Each of the following defines a relation on N :
x + y = 10, x, y ∈ N
Determine which of the above relations are reflexive, symmetric and transitive.
Recall that for any binary relation R on set A. We have,
R is reflexive if for all x ∈ A, xRx.
R is symmetric if for all x, y ∈ A, if xRy, then yRx.
R is transitive if for all x, y, z ∈ A, if xRy and yRz, then xRz.
We have
x + y = 10, x, y ∈ N
This relation is defined on N (set of Natural Numbers)
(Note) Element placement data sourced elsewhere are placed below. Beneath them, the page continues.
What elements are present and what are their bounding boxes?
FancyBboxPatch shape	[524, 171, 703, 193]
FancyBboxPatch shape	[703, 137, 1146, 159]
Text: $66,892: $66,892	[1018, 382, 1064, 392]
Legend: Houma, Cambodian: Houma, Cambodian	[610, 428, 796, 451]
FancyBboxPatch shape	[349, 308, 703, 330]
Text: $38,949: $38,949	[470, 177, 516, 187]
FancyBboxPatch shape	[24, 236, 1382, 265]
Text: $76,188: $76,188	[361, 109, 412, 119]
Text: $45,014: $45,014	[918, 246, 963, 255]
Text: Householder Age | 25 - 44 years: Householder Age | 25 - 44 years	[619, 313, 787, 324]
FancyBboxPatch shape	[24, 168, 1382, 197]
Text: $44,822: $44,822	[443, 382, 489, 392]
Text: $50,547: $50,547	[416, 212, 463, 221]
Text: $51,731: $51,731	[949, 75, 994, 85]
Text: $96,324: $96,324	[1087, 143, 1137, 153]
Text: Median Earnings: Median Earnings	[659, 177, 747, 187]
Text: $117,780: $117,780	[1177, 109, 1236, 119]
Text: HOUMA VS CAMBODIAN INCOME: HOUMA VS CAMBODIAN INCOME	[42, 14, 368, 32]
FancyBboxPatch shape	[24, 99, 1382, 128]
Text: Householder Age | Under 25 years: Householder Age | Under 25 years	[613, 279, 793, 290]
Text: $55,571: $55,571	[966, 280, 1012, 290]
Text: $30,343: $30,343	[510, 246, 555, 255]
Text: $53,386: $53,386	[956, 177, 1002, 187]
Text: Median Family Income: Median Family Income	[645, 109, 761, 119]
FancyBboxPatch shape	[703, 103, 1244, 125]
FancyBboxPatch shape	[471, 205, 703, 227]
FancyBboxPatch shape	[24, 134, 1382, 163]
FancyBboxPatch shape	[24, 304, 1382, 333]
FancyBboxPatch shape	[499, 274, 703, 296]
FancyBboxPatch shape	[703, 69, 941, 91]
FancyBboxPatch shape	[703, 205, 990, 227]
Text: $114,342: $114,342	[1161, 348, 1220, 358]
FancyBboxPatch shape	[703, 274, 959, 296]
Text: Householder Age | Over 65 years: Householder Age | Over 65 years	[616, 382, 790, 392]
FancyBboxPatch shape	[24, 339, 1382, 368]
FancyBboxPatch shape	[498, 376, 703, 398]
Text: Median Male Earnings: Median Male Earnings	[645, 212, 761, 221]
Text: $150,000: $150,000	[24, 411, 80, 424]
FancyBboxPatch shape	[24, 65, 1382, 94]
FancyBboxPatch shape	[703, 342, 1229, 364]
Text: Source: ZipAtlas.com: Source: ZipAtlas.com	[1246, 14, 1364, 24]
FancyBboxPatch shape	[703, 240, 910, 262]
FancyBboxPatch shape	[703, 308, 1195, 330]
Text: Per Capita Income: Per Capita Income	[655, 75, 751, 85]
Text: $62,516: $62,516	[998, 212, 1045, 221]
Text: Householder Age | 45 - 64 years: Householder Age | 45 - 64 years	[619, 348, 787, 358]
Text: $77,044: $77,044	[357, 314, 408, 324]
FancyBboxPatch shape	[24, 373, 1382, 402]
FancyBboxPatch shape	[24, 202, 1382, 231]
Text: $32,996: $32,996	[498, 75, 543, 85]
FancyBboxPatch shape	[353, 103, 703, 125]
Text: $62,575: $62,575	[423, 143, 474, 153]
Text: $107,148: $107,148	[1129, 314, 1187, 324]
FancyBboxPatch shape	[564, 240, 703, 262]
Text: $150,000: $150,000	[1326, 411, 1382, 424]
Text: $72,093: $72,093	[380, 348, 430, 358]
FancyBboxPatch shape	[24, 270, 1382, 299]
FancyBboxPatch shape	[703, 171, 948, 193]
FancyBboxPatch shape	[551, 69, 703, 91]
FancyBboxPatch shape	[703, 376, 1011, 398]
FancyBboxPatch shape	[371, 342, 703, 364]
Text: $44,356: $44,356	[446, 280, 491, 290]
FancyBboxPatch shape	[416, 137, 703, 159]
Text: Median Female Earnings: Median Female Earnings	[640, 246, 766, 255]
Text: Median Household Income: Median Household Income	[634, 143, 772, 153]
The relation can also be defined as
R = {(x, y): x + y = 10} on N
Check for Reflexivity:
∀ x ∈ N
We should have, (x, x) ∈ R
⇒ x + x = 10, which is not true everytime.
Take x = 4.
x + x = 10
⇒ 4 + 4 = 10
⇒ 8 = 10, which is not true.
That is 8 ≠ 10.
So, ∀ x ∈ N, then (x, x) ∉ R
⇒ R is not reflexive.
Check for Symmetry:
∀ x, y ∈ N
If (x, y) ∈ R
⇒ x + y = 10
Now, replace x by y and y by x. We get
y + x = 10, which is as same as x + y = 10.
⇒ y + x = 10
⇒ (y, x) ∈ R
So, if (x, y) ∈ R, and then (y, x) ∈ R ∀ x, y ∈ N
⇒ R is symmetric.
Check for Transitivity:
∀ x, y, z ∈ N
If (x, y) ∈ R and (y, z) ∈ R
⇒ x + y = 10 and y + z = 10
⇒ x + z = 10, may or may not be true.
Let us take x = 6, y = 4 and z = 6
x + y = 10
⇒ 6 + 4 = 10
⇒ 10 = 10, which is true.
y + z = 10
⇒ 4 + 6 = 10
⇒ 10 = 10, which is true.
x + z = 10
⇒ 6 + 6 = 10
⇒ 12 = 10, which is not true
That is, 12 ≠ 10
⇒ x + z ≠ 10
⇒ (x, z) ∉ R
So, if (x, y) ∈ R and (y, z) ∈ R, and then (x, z) ∉ R
∀ x, y, z ∈ N
⇒ R is not transitive.
Hence, the relation is symmetric but neither reflexive nor transitive.